Warum Ergebnisse nicht nach Stunden bezahlt werden sollten
Veröffentlicht: 12.03.2026
Wie strukturierte Architektur bessere Preismodelle ermöglicht
Ergebnisse lassen sich schwer mit der Stechuhr messen.
Die ewige Diskussion im Projektgeschäft: Time & Material vs. Festpreis. Wer Sicherheit will, fordert den Festpreis. Wer Flexibilität will, zahlt nach Aufwand. Beides sind valide Modelle, aber oft die Antwort auf die falsche Frage.
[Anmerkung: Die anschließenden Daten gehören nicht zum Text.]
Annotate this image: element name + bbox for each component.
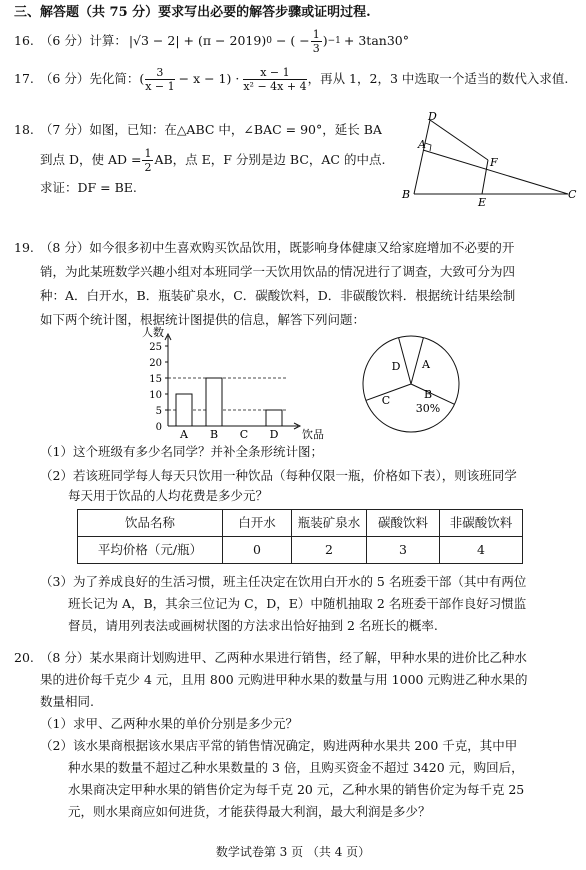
q16-fraction: $\frac{1}{3}$ [312,27,320,55]
point-D-label: D [428,110,437,123]
table-row [78,537,523,564]
question-16 [14,28,409,54]
table-cell: 3 [367,537,440,564]
x-tick-label: B [209,428,219,441]
q19-sub-2a: （2）若该班同学每人每天只饮用一种饮品（每种仅限一瓶，价格如下表），则该班同学 [40,468,517,483]
q16-prompt: （6 分）计算： [39,32,127,48]
table-header-cell: 饮品名称 [78,510,223,537]
table-header-cell: 白开水 [223,510,292,537]
point-E-label: E [478,196,487,209]
point-A-label: A [418,138,426,151]
q19-sub-1: （1）这个班级有多少名同学？并补全条形统计图； [40,444,323,459]
pie-slice-label-B: B [423,388,433,401]
q18-text-2a: 到点 D，使 AD = [40,151,142,167]
bar-chart [128,326,328,446]
q20-sub-2-line-3: 水果商决定甲种水果的销售价定为每千克 20 元，乙种水果的销售价定为每千克 25 [68,782,525,797]
q19-line-2: 销，为此某班数学兴趣小组对本班同学一天饮用饮品的情况进行了调查，大致可分为四 [40,264,516,279]
price-table [77,509,523,564]
y-tick-label: 25 [149,342,162,353]
y-tick-label: 5 [155,406,162,417]
bar-D [266,410,282,426]
table-header-cell: 碳酸饮料 [367,510,440,537]
q19-sub-2b: 每天用于饮品的人均花费是多少元？ [68,488,269,503]
q17-instruction: ，再从 1，2，3 中选取一个适当的数代入求值. [307,70,569,86]
x-tick-label: A [180,428,188,441]
table-cell: 2 [292,537,367,564]
point-F-label: F [490,156,498,169]
y-tick-label: 20 [149,358,162,369]
q20-number: 20. [14,650,34,665]
pie-slice-label-C: C [381,394,391,407]
q20-sub-1: （1）求甲、乙两种水果的单价分别是多少元？ [40,716,298,731]
q19-sub-3c: 督员，请用列表法或画树状图的方法求出恰好抽到 2 名班长的概率. [68,618,438,633]
page-footer: 数学试卷第 3 页 （共 4 页） [215,845,371,859]
x-tick-label: C [239,428,249,441]
q17-prompt: （6 分）先化简：( [39,70,145,86]
q16-pi-term: + (π − 2019) [183,32,267,48]
q18-fraction: $\frac{1}{2}$ [144,146,152,174]
bar-A [176,394,192,426]
q18-text-1: （7 分）如图，已知：在△ABC 中，∠BAC = 90°，延长 BA [39,122,382,137]
pie-slice-label-D: D [391,360,401,373]
table-cell: 4 [440,537,523,564]
q20-line-3: 数量相同. [40,694,94,709]
q17-middle: − x − 1) · [178,70,240,86]
y-tick-label: 10 [149,390,162,401]
y-tick-label: 15 [149,374,162,385]
q20-line-2: 果的进价每千克少 4 元，且用 800 元购进甲种水果的数量与用 1000 元购进乙种水果的 [40,672,528,687]
y-tick-label: 0 [155,422,162,433]
q19-line-3: 种：A．白开水，B．瓶装矿泉水，C．碳酸饮料，D．非碳酸饮料．根据统计结果绘制 [40,288,516,303]
q19-line-1: 19. （8 分）如今很多初中生喜欢购买饮品饮用，既影响身体健康又给家庭增加不必要的开 [14,240,515,255]
table-header-cell: 瓶装矿泉水 [292,510,367,537]
pie-slice-label-A: A [422,358,430,371]
table-header-cell: 非碳酸饮料 [440,510,523,537]
section-header: 三、解答题（共 75 分）要求写出必要的解答步骤或证明过程. [14,5,371,20]
x-axis-label: 饮品 [302,428,324,441]
x-tick-label: D [269,428,279,441]
q18-text-2b: AB，点 E，F 分别是边 BC，AC 的中点. [154,151,386,167]
question-17 [14,62,568,96]
q20-sub-2-line-2: 种水果的数量不超过乙种水果数量的 3 倍，且购买资金不超过 3420 元，购回后， [68,760,524,775]
q16-close-paren: ) [322,32,328,48]
point-B-label: B [402,188,411,201]
q19-sub-3b: 班长记为 A，B，其余三位记为 C，D，E）中随机抽取 2 名班委干部作良好习惯监 [68,596,527,611]
q16-exponent-neg1: −1 [327,35,341,46]
q16-abs-term: |√3 − 2| [128,32,180,48]
bar-B [206,378,222,426]
table-header-row [78,510,523,537]
q16-minus: − ( − [275,32,310,48]
q19-sub-3a: （3）为了养成良好的生活习惯，班主任决定在饮用白开水的 5 名班委干部（其中有两位 [40,574,527,589]
q20-line-1: 20. （8 分）某水果商计划购进甲、乙两种水果进行销售，经了解，甲种水果的进价比乙种水 [14,650,527,665]
q19-number: 19. [14,240,34,255]
q16-exponent-zero: 0 [266,35,272,46]
q20-sub-2-line-1: （2）该水果商根据该水果店平常的销售情况确定，购进两种水果共 200 千克，其中甲 [40,738,518,753]
q16-number: 16. [14,32,34,48]
q18-text-3: 求证：DF = BE. [40,180,137,195]
q20-sub-2-line-4: 元，则水果商应如何进货，才能获得最大利润，最大利润是多少？ [68,804,431,819]
point-C-label: C [568,188,577,201]
q18-number: 18. [14,122,34,137]
q17-fraction-2: $\frac{x - 1}{\text{x² − 4x + 4}}$ [243,65,307,93]
q17-fraction-1: $\frac{3}{x - 1}$ [145,65,175,93]
q16-tan-term: + 3tan30° [343,32,409,48]
table-cell: 平均价格（元/瓶） [78,537,223,564]
triangle-figure [398,110,578,210]
question-18-line1 [14,124,382,137]
pie-percent-label-B: 30% [415,402,441,415]
pie-chart [356,332,476,442]
y-axis-label: 人数 [142,326,164,339]
question-18-line2 [40,146,385,174]
q19-line-4: 如下两个统计图，根据统计图提供的信息，解答下列问题： [40,312,366,327]
table-cell: 0 [223,537,292,564]
q17-number: 17. [14,70,34,86]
Als Systemanbieter für E-Commerce-Schnittstellen verkaufe ich keine Zeit. Ich verkaufe eine funktionierende Architektur.
Deshalb folgt meine kaufmännische Logik exakt meiner technischen Struktur. Wir denken in Modulen, nicht in Stunden. Das schafft eine klare Hierarchie für die Zusammenarbeit:
1.
Das Produkt. Wenn das Modul existiert und sich bewährt hat, setzen wir es ein. Reproduzierbar, industriefähig, sofort verfügbar. Warum das Rad neu erfinden, wenn es schon rund läuft?2.
Die Pauschale. Wir kennen die Muster. Wir kennen die Varianten. Wenn eine Anforderung in unsere Logik passt, braucht es keine Stoppuhr. Der Aufwand ist durch Erfahrung und Struktur vordefiniert.3.
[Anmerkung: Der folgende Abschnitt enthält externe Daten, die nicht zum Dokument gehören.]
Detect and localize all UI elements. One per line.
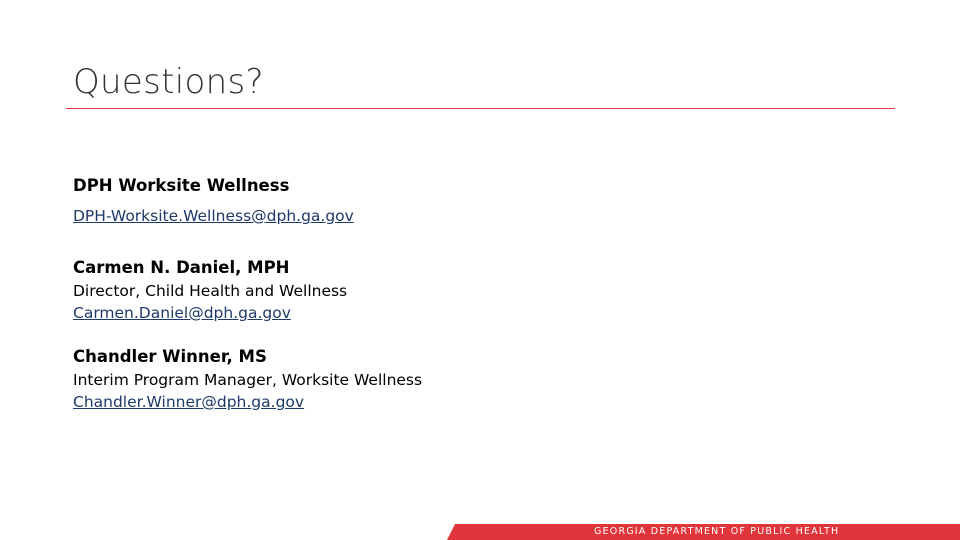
footer-org-name: GEORGIA DEPARTMENT OF PUBLIC HEALTH	[594, 526, 840, 537]
contact-email-link[interactable]: DPH-Worksite.Wellness@dph.ga.gov	[73, 207, 354, 225]
contact-role: Interim Program Manager, Worksite Wellness	[73, 371, 423, 389]
contact-group-dph	[73, 176, 354, 226]
contact-name: Carmen N. Daniel, MPH	[73, 258, 290, 277]
contact-name: Chandler Winner, MS	[73, 347, 267, 366]
contact-group-daniel	[73, 258, 347, 323]
slide-title: Questions?	[73, 62, 264, 102]
contact-role: Director, Child Health and Wellness	[73, 282, 348, 300]
contact-group-winner	[73, 347, 422, 412]
contact-heading: DPH Worksite Wellness	[73, 176, 290, 195]
title-divider	[66, 108, 895, 109]
contact-email-link[interactable]: Carmen.Daniel@dph.ga.gov	[73, 304, 291, 322]
contact-email-link[interactable]: Chandler.Winner@dph.ga.gov	[73, 393, 305, 411]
Der Festpreis. Erst wenn Individualität über das bekannte Muster hinausgeht, kalkulieren wir spezifisch. Aber auch hier: entlang klarer Kostentreiber, nicht per „Daumenpeilung“.
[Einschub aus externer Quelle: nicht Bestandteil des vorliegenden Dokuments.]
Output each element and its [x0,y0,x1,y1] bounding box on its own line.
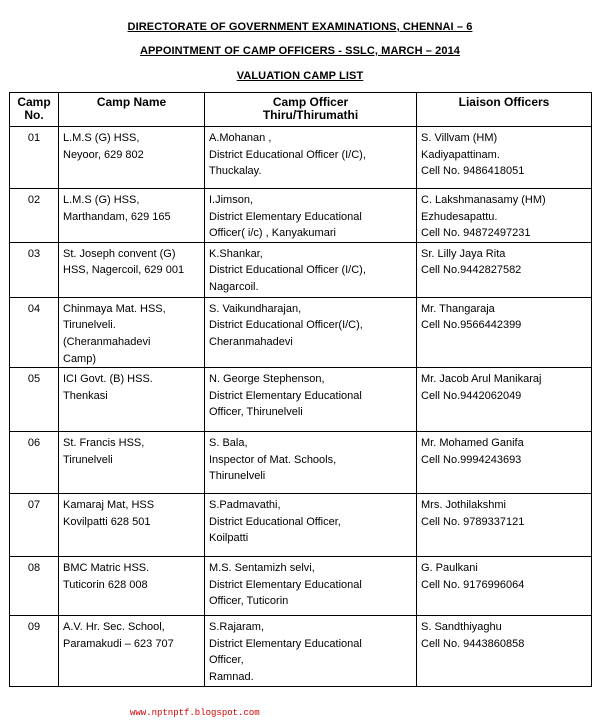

Das ist keine bloße Preisstrategie. Es ist ein Indikator für Reife. Wer seine Prozesse und seine Architektur im Griff hat, muss Risiken nicht durch hohe Tagessätze auf den Kunden abwälzen. Er liefert Ergebnisse.
Skalierung funktioniert nur über Struktur, nicht über Heldenmut im Projektgeschäft.
Wie bewertest du die Reife eines Dienstleisters – an der Flexibilität seiner Stundensätze oder an der Klarheit seiner Module?